The first track, “Mission,” leads the album off flawlessly. Starting out with a nice, subtle intro, it quickly becomes a fast chant that’ll have you singing along in seconds. “Progress Vs. Pettiness” is another great song, with some excellent crooning vocals, accompanied by a chant of "First Stage, Second Stage, Third Stage, LET’S GO!" The instrumentals are awesome as well, with a nice little head-banging outro. “Hurry Let’s Go” sounds like it’s building to something for the first thirty seconds, and delivers with a nice chorus. “I Am Robot” is another fun track, chugging along with more catchy vocals.
“Where Is The X-38?” is one of my favorite tracks on the album, with some wonderful harmonies and instrumentals. The guitar solo towards the end is particularly fitting, as is the unexpected buildup. “Neptune City” is a lovely song, showing a heavy 50's influence. “Space Fight” is a great little rockabilly tune, with another fun chorus.
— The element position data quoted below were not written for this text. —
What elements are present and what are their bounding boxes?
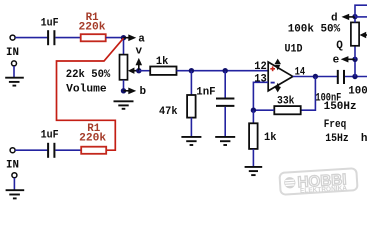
ground (below 1k) [245, 167, 263, 175]
potentiometer 22k Volume [120, 55, 128, 80]
wire [177, 70, 269, 72]
wire [354, 59, 356, 76]
node b arrow [124, 88, 137, 95]
node d junction [352, 14, 357, 19]
op-amp power arrows (top) [275, 59, 282, 71]
svg-text:12: 12 [254, 61, 267, 73]
node e arrow [341, 56, 355, 62]
output junction [313, 74, 318, 79]
op-amp + mark [270, 66, 275, 71]
svg-text:v: v [136, 46, 143, 58]
wire [253, 109, 274, 111]
capacitor 1nF [216, 99, 234, 106]
wire [13, 178, 15, 190]
wire [15, 149, 47, 151]
svg-text:Freq: Freq [324, 119, 347, 131]
ground (below volume pot) [114, 101, 134, 109]
op-amp power arrows (bottom) [275, 83, 282, 93]
resistor R1 220k (top, red) [81, 34, 106, 41]
watermark HOBBI ELEKTRONIKA [279, 168, 357, 196]
junction (47k) [189, 68, 194, 73]
svg-text:33k: 33k [277, 96, 295, 108]
svg-text:Volume: Volume [66, 84, 107, 96]
wire [55, 149, 81, 151]
wire [354, 46, 356, 60]
svg-text:U1D: U1D [285, 43, 303, 55]
svg-text:1k: 1k [264, 132, 277, 144]
node d arrow [342, 14, 356, 20]
svg-text:220k: 220k [79, 133, 106, 145]
svg-text:13: 13 [254, 73, 267, 85]
node a arrow [124, 34, 137, 41]
svg-text:1uF: 1uF [41, 18, 59, 30]
resistor 33k [274, 106, 300, 114]
wire [252, 149, 254, 166]
ground (below 47k) [181, 137, 201, 145]
wire output [293, 76, 337, 78]
svg-text:e: e [333, 54, 340, 66]
wire [106, 37, 124, 39]
wire [252, 110, 254, 123]
resistor R1 220k (bottom, red) [81, 147, 106, 154]
wire [139, 70, 150, 72]
svg-text:22k 50%: 22k 50% [66, 69, 111, 81]
op-amp U1D [268, 62, 293, 91]
svg-text:a: a [138, 34, 145, 46]
wire [345, 76, 367, 78]
wire pin13 [253, 82, 268, 110]
svg-text:IN: IN [6, 47, 19, 59]
capacitor 1uF (bottom) [48, 143, 54, 158]
capacitor 1uF (top) [48, 30, 54, 45]
junction (1nF) [223, 68, 228, 73]
svg-text:100k: 100k [348, 85, 367, 97]
wire [13, 66, 15, 77]
resistor 47k [187, 95, 196, 118]
ground (below 1nF) [215, 137, 235, 145]
ground (bottom input) [6, 190, 25, 198]
svg-text:15Hz: 15Hz [325, 133, 349, 145]
wire [55, 37, 80, 39]
wire [123, 40, 125, 55]
svg-text:150Hz: 150Hz [324, 101, 357, 113]
potentiometer 100k (Freq) [351, 22, 359, 45]
junction (after 100nF) [352, 74, 357, 79]
resistor 1k (to ground) [249, 123, 258, 149]
wire [190, 118, 192, 136]
resistor 1k (series) [150, 67, 176, 75]
wire [224, 107, 226, 136]
svg-text:1nF: 1nF [196, 86, 215, 98]
ground terminal circle (top input) [12, 61, 17, 66]
ground (top input) [5, 78, 24, 86]
svg-text:IN: IN [6, 159, 19, 171]
op-amp - mark [271, 82, 275, 84]
input terminal IN (top) [10, 35, 15, 40]
wire [354, 17, 356, 23]
wire (node d to right edge) [355, 16, 367, 18]
potentiometer wiper arrow [128, 68, 139, 74]
potentiometer 100k wiper arrow [360, 32, 367, 38]
wire (pot top to edge) [355, 5, 367, 16]
svg-text:b: b [140, 86, 147, 98]
node a junction [121, 35, 126, 40]
capacitor 100nF (series) [338, 70, 344, 84]
wire feedback [301, 77, 316, 111]
svg-text:220k: 220k [79, 21, 106, 33]
ground terminal circle (bottom input) [12, 173, 17, 178]
svg-text:d: d [331, 12, 338, 24]
node b junction [121, 88, 126, 93]
wire [123, 80, 125, 91]
wire [15, 37, 47, 39]
svg-text:100k 50%: 100k 50% [288, 24, 341, 36]
svg-text:1uF: 1uF [41, 130, 59, 142]
svg-text:1k: 1k [156, 56, 169, 68]
wire [224, 71, 226, 98]
feedback node junction [251, 108, 256, 113]
node e junction [352, 57, 357, 62]
wire (red) node a to lower R1 [57, 38, 124, 150]
node v junction on wiper [136, 68, 141, 73]
wire [190, 71, 192, 95]
node v arrow (up) [136, 58, 143, 71]
svg-text:47k: 47k [159, 106, 178, 118]
svg-text:hi: hi [361, 133, 367, 145]
input terminal IN (bottom) [10, 148, 15, 153]
svg-text:Q: Q [336, 40, 343, 52]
“Rocket Roll” is another one of my favorite songs on the album, blending together all the best things about the Phenomenauts into one song. The song is just fantastic, and you’ll have it in your head for days. It’s more rockabilly than punk, but there’s nothing absolutely wrong with that. “Composite Synthesizer” and “Gravity” are both fun tracks, showing two different sides of the Phenomenauts. Where the first track is a bit darker and faster, the second one is very light and catchy, with pretty amusing lyrics: "This world, trying to bring me down, with this G-R-A-V-I-T-Y." The latter track also shows more of the aforementioned 50's influence, complete with repeat piano chords and a rockin’ guitar solo.
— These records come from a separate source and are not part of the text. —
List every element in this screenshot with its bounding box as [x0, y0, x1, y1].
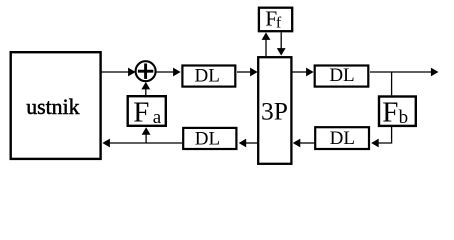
svg-text:a: a: [153, 107, 162, 128]
wire summer to DL1: [157, 68, 181, 77]
wire DL2 to output: [370, 68, 438, 77]
block DL4 (delay line, bottom left): [183, 128, 236, 149]
wire DL3 to 3P: [293, 139, 315, 148]
svg-text:f: f: [276, 14, 282, 31]
svg-text:ustnik: ustnik: [26, 95, 79, 119]
wire 3P to F_f (up): [262, 32, 271, 56]
svg-text:DL: DL: [195, 128, 220, 149]
svg-text:DL: DL: [330, 128, 355, 149]
wire DL1 to 3P: [237, 68, 258, 77]
block DL3 (delay line, bottom right): [315, 127, 369, 149]
block DL2 (delay line, top right): [315, 65, 369, 86]
svg-text:DL: DL: [195, 65, 220, 86]
block ustnik: [11, 52, 101, 159]
wire 3P to DL4: [239, 139, 258, 148]
block F_a: [128, 96, 166, 128]
wire junction up to F_a: [142, 127, 151, 143]
wire F_b to DL3: [371, 127, 391, 147]
wire F_f to 3P (down): [277, 32, 286, 55]
wire DL4 to ustnik (with junction to F_a): [102, 139, 182, 148]
summing junction: [136, 61, 156, 81]
block DL1 (delay line, top left): [182, 65, 235, 86]
block F_f: [259, 7, 292, 32]
svg-text:DL: DL: [329, 65, 354, 86]
wire 3P to DL2: [292, 68, 314, 77]
wire junction drop to F_b: [391, 72, 393, 95]
svg-text:F: F: [133, 96, 149, 128]
wire F_a to summer (up): [141, 82, 150, 95]
block 3P: [258, 57, 291, 164]
wire ustnik to summer: [101, 68, 136, 77]
block F_b: [379, 96, 416, 128]
svg-text:3P: 3P: [261, 97, 288, 126]
svg-text:b: b: [399, 107, 409, 128]
svg-text:F: F: [382, 96, 398, 128]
“Giant Asteroid” is yet another one of the standout tracks on the album. The vocals and instrumentals are just haunting, showing us yet another side of the Phenomenauts. The sound suits the lyrics very well -- they may be about a giant asteroid, something rather outlandish, but the Phenomenauts play it more serious than joking and it works amazingly well. “Welcome Back” is the Phenomenauts at their most formulaic. The song is upbeat, quick, catchy, and just a blast to listen to, with more 50's influence (the multiple vocal harmonies are particularly effective). The spacey synthesizers (also used to great effect on “Mission” and a few other tracks) fit in perfectly. The song “Space Girl” is something of an encore performance of “Welcome Back”…slowed down, without the layered harmonies, but sharing many of the same lyrics, most obviously "Welcome back, Space Girl." All in all, the song is a fitting finish to the album.
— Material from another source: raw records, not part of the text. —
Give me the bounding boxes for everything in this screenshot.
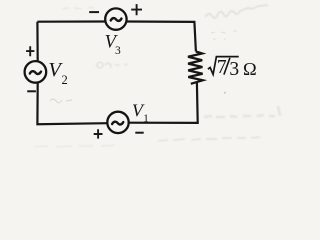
- source V2 tilde: [30, 71, 41, 74]
- source V3 tilde: [111, 18, 122, 21]
- source V1 circle: [107, 112, 128, 133]
- minus sign below V2: [27, 90, 36, 92]
- svg-text:1: 1: [143, 112, 149, 124]
- page background: [0, 0, 284, 153]
- svg-text:3: 3: [229, 59, 239, 80]
- minus sign right of V1: [135, 132, 143, 134]
- plus sign above V2: [26, 46, 34, 56]
- resistor value label: radical sign: [208, 57, 239, 75]
- wire: top-left to V3 left: [37, 20, 105, 22]
- wire: V2 top to top-left corner: [36, 22, 38, 62]
- source V1 tilde: [112, 122, 123, 125]
- source V3 circle: [105, 8, 126, 29]
- svg-text:3: 3: [115, 45, 121, 57]
- resistor R zigzag: [188, 52, 203, 84]
- wire: V1 left to bottom-left corner up to V2 bottom: [37, 82, 107, 124]
- minus sign left of V3: [89, 11, 99, 13]
- svg-text:7: 7: [217, 57, 227, 78]
- wire: V3 right to top-right corner, down right side: [126, 22, 195, 52]
- plus sign below-left of V1: [94, 129, 103, 138]
- source V2 circle: [25, 61, 47, 83]
- wire: resistor bottom to bottom-right corner to V1 right: [129, 82, 198, 123]
- svg-text:Ω: Ω: [243, 59, 257, 79]
- plus sign right of V3: [131, 4, 142, 15]
- resistor value label: slash: [224, 58, 230, 75]
- svg-text:2: 2: [62, 73, 68, 87]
In an era of overproduced pop-punk bands dominating the airwaves, accompanied by gangsta rap, recycled pop, and overzealous hardcore, the Phenomenauts are a welcome breath of fresh air. I love hardcore as much as the next guy, but I can only take so much of some of these bands. If you want to go back to the days when rock was light hearted and fun, do yourself a favor and check these guys out. I was lucky enough to see them open for the Epoxies and Aquabats, and I must say they blew me away. As awesome as this record is, it doesn’t come close to their live shows -- this is a band that NEEDS to be experienced live, by everyone. Between this and their first album, the Phenomenauts are quickly building up a fervid fanbase of aspiring cadets. If you know what’s good for you, check out this album. You won’t be disappointed.